Thanks, Kate and Katie! You are right, Katie. One doesn't even realize that one is "unreal and earthbound", before one is being stripped. One thinks that a general wanting to do God's will and be holy (and even working hard at it) is enough to make this happen; but it isn't. Suffering has a way of anchoring one in reality that is hard to achieve otherwise. To quote approximately one of my favorite philosophers, Simone Weil: we live in a dream-world, lying to ourselves about our past, present and future; only great affliction, the close-encounter with extreme evil or sanctity pull one out of it.The question remains then whether we follow up on this or try to blend it out again by diverting ourselves. If one does not embrace the cross, then addictions appear or become stronger, and one easily becomes cynical and bitter. 
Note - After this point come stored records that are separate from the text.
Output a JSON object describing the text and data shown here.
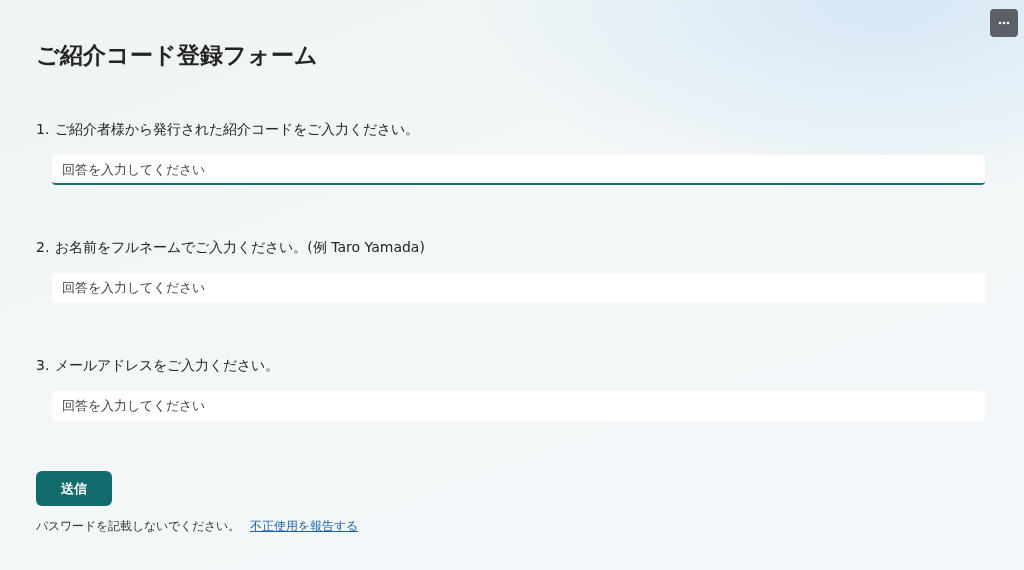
{
  "title": "ご紹介コード登録フォーム",
  "questions": [
    {
      "number": "1.",
      "text": "ご紹介者様から発行された紹介コードをご入力ください。",
      "placeholder": "回答を入力してください",
      "focused": true
    },
    {
      "number": "2.",
      "text": "お名前をフルネームでご入力ください。(例 Taro Yamada)",
      "placeholder": "回答を入力してください",
      "focused": false
    },
    {
      "number": "3.",
      "text": "メールアドレスをご入力ください。",
      "placeholder": "回答を入力してください",
      "focused": false
    }
  ],
  "submit": "送信",
  "footer": {
    "note": "パスワードを記載しないでください。",
    "link": "不正使用を報告する"
  }
}
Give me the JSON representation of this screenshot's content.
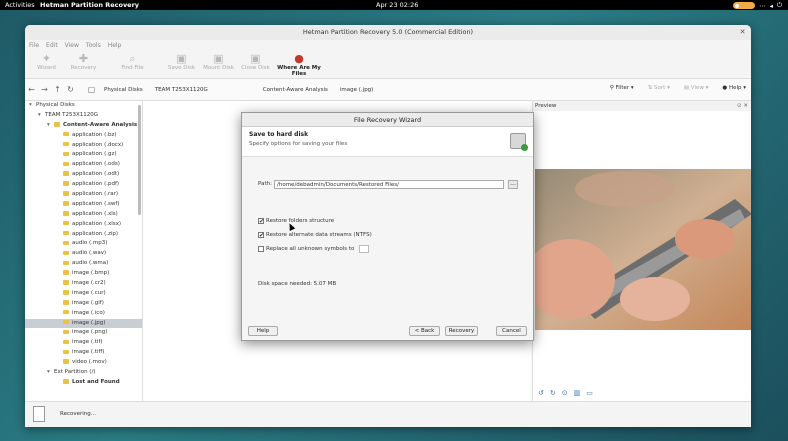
{
  "topbar": {
    "activities": "Activities",
    "app_name": "Hetman Partition Recovery",
    "clock": "Apr 23  02:26"
  },
  "window": {
    "title": "Hetman Partition Recovery 5.0 (Commercial Edition)"
  },
  "menu": [
    "File",
    "Edit",
    "View",
    "Tools",
    "Help"
  ],
  "toolbar": [
    {
      "label": "Wizard",
      "icon": "wand-icon"
    },
    {
      "label": "Recovery",
      "icon": "lifebuoy-icon"
    },
    {
      "label": "Find File",
      "icon": "search-icon"
    },
    {
      "label": "Save Disk",
      "icon": "save-disk-icon"
    },
    {
      "label": "Mount Disk",
      "icon": "mount-disk-icon"
    },
    {
      "label": "Close Disk",
      "icon": "close-disk-icon"
    },
    {
      "label": "Where Are My Files",
      "icon": "pin-icon"
    }
  ],
  "breadcrumb": [
    "Physical Disks",
    "TEAM T253X1120G",
    "Content-Aware Analysis",
    "image (.jpg)"
  ],
  "view_tools": {
    "filter": "Filter",
    "sort": "Sort",
    "view": "View",
    "help": "Help"
  },
  "tree": [
    {
      "label": "Physical Disks",
      "indent": 0,
      "bold": false,
      "folder": false
    },
    {
      "label": "TEAM T253X1120G",
      "indent": 1,
      "bold": false,
      "folder": false
    },
    {
      "label": "Content-Aware Analysis",
      "indent": 2,
      "bold": true,
      "folder": true
    },
    {
      "label": "application (.bz)",
      "indent": 3,
      "folder": true
    },
    {
      "label": "application (.docx)",
      "indent": 3,
      "folder": true
    },
    {
      "label": "application (.gz)",
      "indent": 3,
      "folder": true
    },
    {
      "label": "application (.ods)",
      "indent": 3,
      "folder": true
    },
    {
      "label": "application (.odt)",
      "indent": 3,
      "folder": true
    },
    {
      "label": "application (.pdf)",
      "indent": 3,
      "folder": true
    },
    {
      "label": "application (.rar)",
      "indent": 3,
      "folder": true
    },
    {
      "label": "application (.swf)",
      "indent": 3,
      "folder": true
    },
    {
      "label": "application (.xls)",
      "indent": 3,
      "folder": true
    },
    {
      "label": "application (.xlsx)",
      "indent": 3,
      "folder": true
    },
    {
      "label": "application (.zip)",
      "indent": 3,
      "folder": true
    },
    {
      "label": "audio (.mp3)",
      "indent": 3,
      "folder": true
    },
    {
      "label": "audio (.wav)",
      "indent": 3,
      "folder": true
    },
    {
      "label": "audio (.wma)",
      "indent": 3,
      "folder": true
    },
    {
      "label": "image (.bmp)",
      "indent": 3,
      "folder": true
    },
    {
      "label": "image (.cr2)",
      "indent": 3,
      "folder": true
    },
    {
      "label": "image (.cur)",
      "indent": 3,
      "folder": true
    },
    {
      "label": "image (.gif)",
      "indent": 3,
      "folder": true
    },
    {
      "label": "image (.ico)",
      "indent": 3,
      "folder": true
    },
    {
      "label": "image (.jpg)",
      "indent": 3,
      "folder": true,
      "selected": true
    },
    {
      "label": "image (.png)",
      "indent": 3,
      "folder": true
    },
    {
      "label": "image (.tif)",
      "indent": 3,
      "folder": true
    },
    {
      "label": "image (.tiff)",
      "indent": 3,
      "folder": true
    },
    {
      "label": "video (.mov)",
      "indent": 3,
      "folder": true
    },
    {
      "label": "Ext Partition (/)",
      "indent": 2,
      "folder": false
    },
    {
      "label": "Lost and Found",
      "indent": 3,
      "bold": true,
      "folder": true
    }
  ],
  "preview": {
    "title": "Preview"
  },
  "status": {
    "text": "Recovering..."
  },
  "dialog": {
    "title": "File Recovery Wizard",
    "heading": "Save to hard disk",
    "subheading": "Specify options for saving your files",
    "path_label": "Path:",
    "path_value": "/home/debadmin/Documents/Restored Files/",
    "browse": "...",
    "options": [
      {
        "label": "Restore folders structure",
        "checked": true
      },
      {
        "label": "Restore alternate data streams (NTFS)",
        "checked": true
      },
      {
        "label": "Replace all unknown symbols to",
        "checked": false
      }
    ],
    "disk_space": "Disk space needed: 5.07 MB",
    "buttons": {
      "help": "Help",
      "back": "< Back",
      "recovery": "Recovery",
      "cancel": "Cancel"
    }
  }
}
Re: Thoughts on modesty abroad, in three vignettes

Jun. 9 at 12:49pm | see this comment in context

Furthermore, much about fashion and modesty is relative; while showing one’s ankle in Victorian times was considered indecent, this would hardly make anybody in the West blush today. However, there are some things, which, I’d say, are not relative.

Having taught at a fairly liberal university myself, I found it interesting that my male colleagues, who were anything but puritans in their morals and ideas, complained about the scanty clothing of their female students in the summer. “They don’t know what they are doing to us”, they would say. They would try to avoid looking in their direction. Hence, I don’t think that women showing their breasts on the beach is a good idea in our culture. Yes, being puritanical can make one uncomfortable with one’s body, self-righteous, rigid etc., apart from not being a virtue in the first place whilst pretending to be so. But not having a sense of modesty, being oblivious to the fact that showing too much skin will put one at greater risk of being objectified or intentionally flaunting one’s sexuality is not good either (not that you are saying so).  

Re: Thoughts on modesty abroad, in three vignettes

Jun. 9 at 12:47pm | see this comment in context

Similarly with regard to good and evil.  The real, absolute good is above evil and not its contrary. “[Relative] good as the opposite of evil,” writes Weil, “is in a sense equivalent to it… That which is the direct opposite of evil never belongs to the order of the higher good”. The kind of relative good, which replaces evil is itself evil, but in the guise of the good. Thus theft and the bourgeois respect of property, or adultery and being a “respectable woman” are on the same level, according to Weil. Though the bourgeois and the respectable woman feel far superior to the thief and the adulterer, they are hardly above. Their righteousness is of the pharisaical kind, and not a true adherence to virtue.  Analogously one could say that the puritanically modest is not really better than the immodest.

Hence I agree with you that modesty talks that speak about the details of fashion are not helpful. Often they make one think of rules rather than of the heart of the matter; they can lead to puritanism and self-righteousness.